Gradient-based Sample Selection for Faster Bayesian Optimization
This work addresses computational bottlenecks for practitioners using BO in resource-intensive applications, though it is incremental as it builds on existing BO methods.
The paper tackles the computational inefficiency of Bayesian optimization (BO) in large-budget scenarios by proposing GSSBO, which uses gradient-based sample selection to reduce GP fitting costs while achieving sublinear regret bounds and maintaining competitive optimization performance in experiments.
Bayesian optimization (BO) is an effective technique for black-box optimization. However, its applicability is typically limited to moderate-budget problems due to the cubic complexity of fitting the Gaussian process (GP) surrogate model.

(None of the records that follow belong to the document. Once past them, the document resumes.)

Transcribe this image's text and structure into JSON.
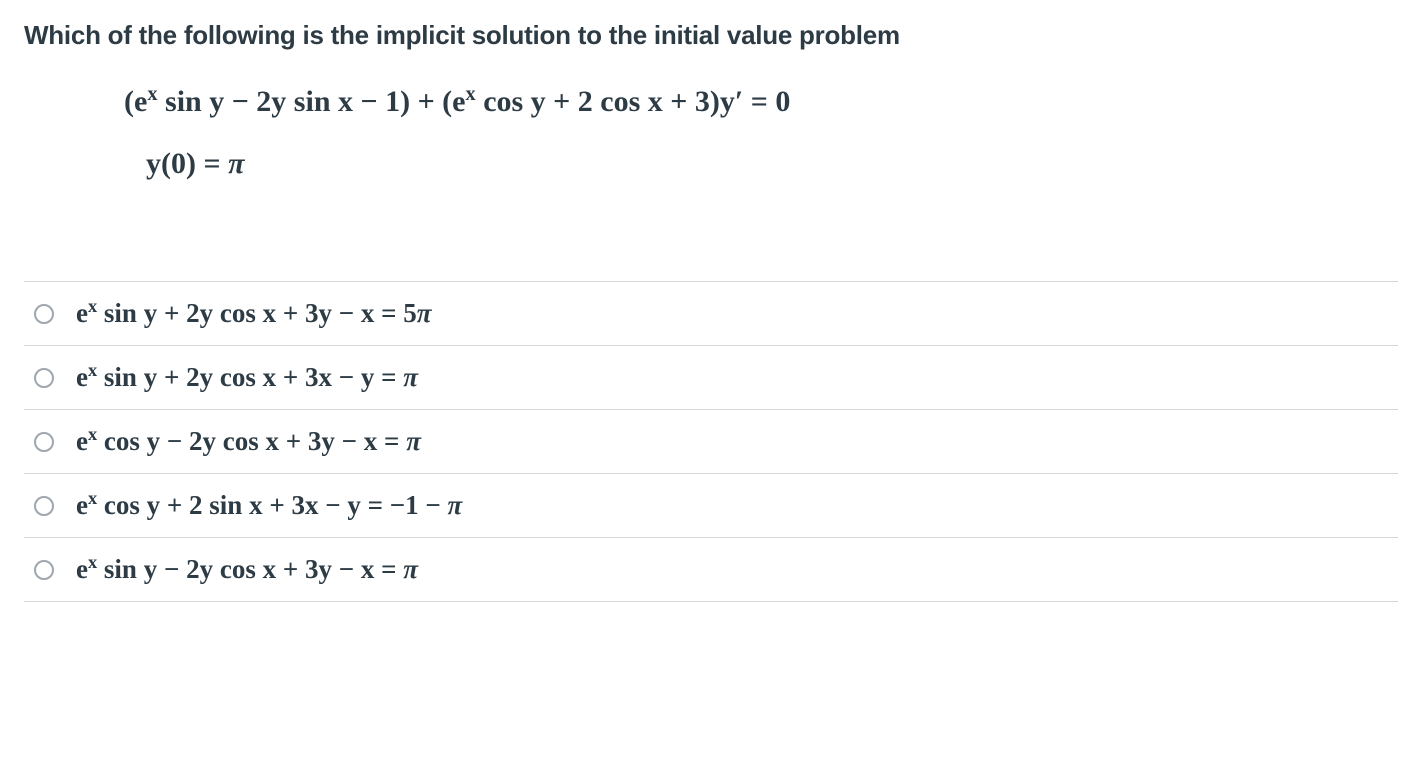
{
  "question": {
    "prompt": "Which of the following is the implicit solution to the initial value problem",
    "equation_html": "(e<sup>x</sup> sin y − 2y sin x − 1) + (e<sup>x</sup> cos y + 2 cos x + 3)y′ = 0",
    "initial_condition_html": "y(0) = <span class='ital'>π</span>"
  },
  "options": [
    {
      "formula_html": "e<sup>x</sup> sin y + 2y cos x + 3y − x = 5<span class='ital'>π</span>"
    },
    {
      "formula_html": "e<sup>x</sup> sin y + 2y cos x + 3x − y = <span class='ital'>π</span>"
    },
    {
      "formula_html": "e<sup>x</sup> cos y − 2y cos x + 3y − x = <span class='ital'>π</span>"
    },
    {
      "formula_html": "e<sup>x</sup> cos y + 2 sin x + 3x − y = −1 − <span class='ital'>π</span>"
    },
    {
      "formula_html": "e<sup>x</sup> sin y − 2y cos x + 3y − x = <span class='ital'>π</span>"
    }
  ]
}
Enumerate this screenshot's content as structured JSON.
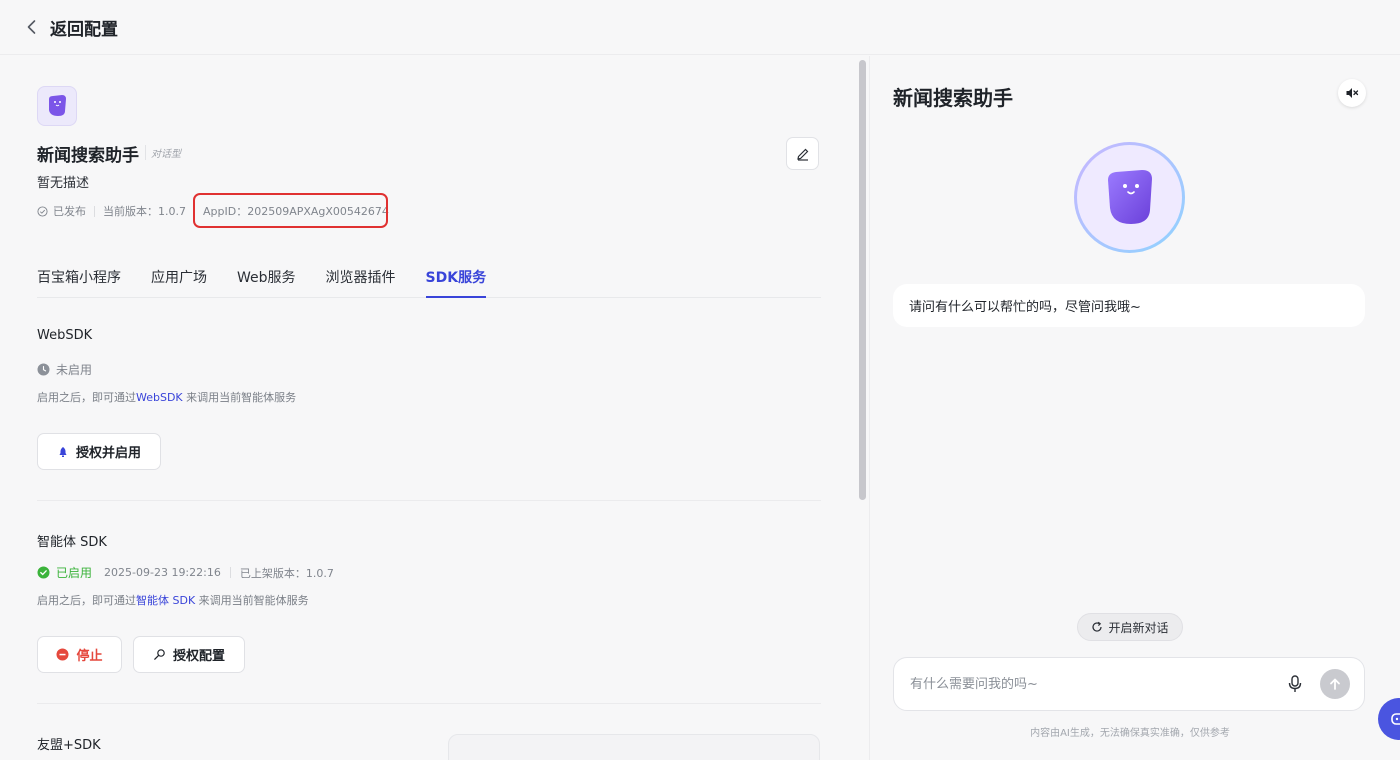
{
  "topbar": {
    "back_label": "返回配置"
  },
  "app": {
    "name": "新闻搜索助手",
    "type": "对话型",
    "description": "暂无描述",
    "status": "已发布",
    "version": "当前版本：1.0.7",
    "app_id": "AppID：202509APXAgX00542674"
  },
  "tabs": [
    {
      "label": "百宝箱小程序"
    },
    {
      "label": "应用广场"
    },
    {
      "label": "Web服务"
    },
    {
      "label": "浏览器插件"
    },
    {
      "label": "SDK服务"
    }
  ],
  "websdk": {
    "title": "WebSDK",
    "status": "未启用",
    "hint_prefix": "启用之后，即可通过",
    "hint_link": "WebSDK",
    "hint_suffix": " 来调用当前智能体服务",
    "button": "授权并启用"
  },
  "agent_sdk": {
    "title": "智能体 SDK",
    "status": "已启用",
    "date": "2025-09-23 19:22:16",
    "version": "已上架版本：1.0.7",
    "hint_prefix": "启用之后，即可通过",
    "hint_link": "智能体 SDK",
    "hint_suffix": " 来调用当前智能体服务",
    "stop_button": "停止",
    "auth_button": "授权配置"
  },
  "umeng": {
    "title": "友盟+SDK"
  },
  "chat": {
    "title": "新闻搜索助手",
    "greeting": "请问有什么可以帮忙的吗，尽管问我哦~",
    "new_chat": "开启新对话",
    "input_placeholder": "有什么需要问我的吗~",
    "disclaimer": "内容由AI生成，无法确保真实准确，仅供参考"
  },
  "colors": {
    "accent": "#3944d9",
    "success": "#3bb33b",
    "danger": "#e5483d",
    "highlight": "#e03131"
  }
}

In large-budget scenarios, directly employing the standard GP model faces significant challenges in computational time and resource requirements. In this paper, we propose a novel approach, gradient-based sample selection Bayesian Optimization (GSSBO), to enhance the computational efficiency of BO. The GP model is constructed on a selected set of samples instead of the whole dataset. These samples are selected by leveraging gradient information to remove redundancy while preserving diversity and representativeness. We provide a theoretical analysis of the gradient-based sample selection strategy and obtain explicit sublinear regret bounds for our proposed framework. Extensive experiments on synthetic and real-world tasks demonstrate that our approach significantly reduces the computational cost of GP fitting in BO while maintaining optimization performance comparable to baseline methods.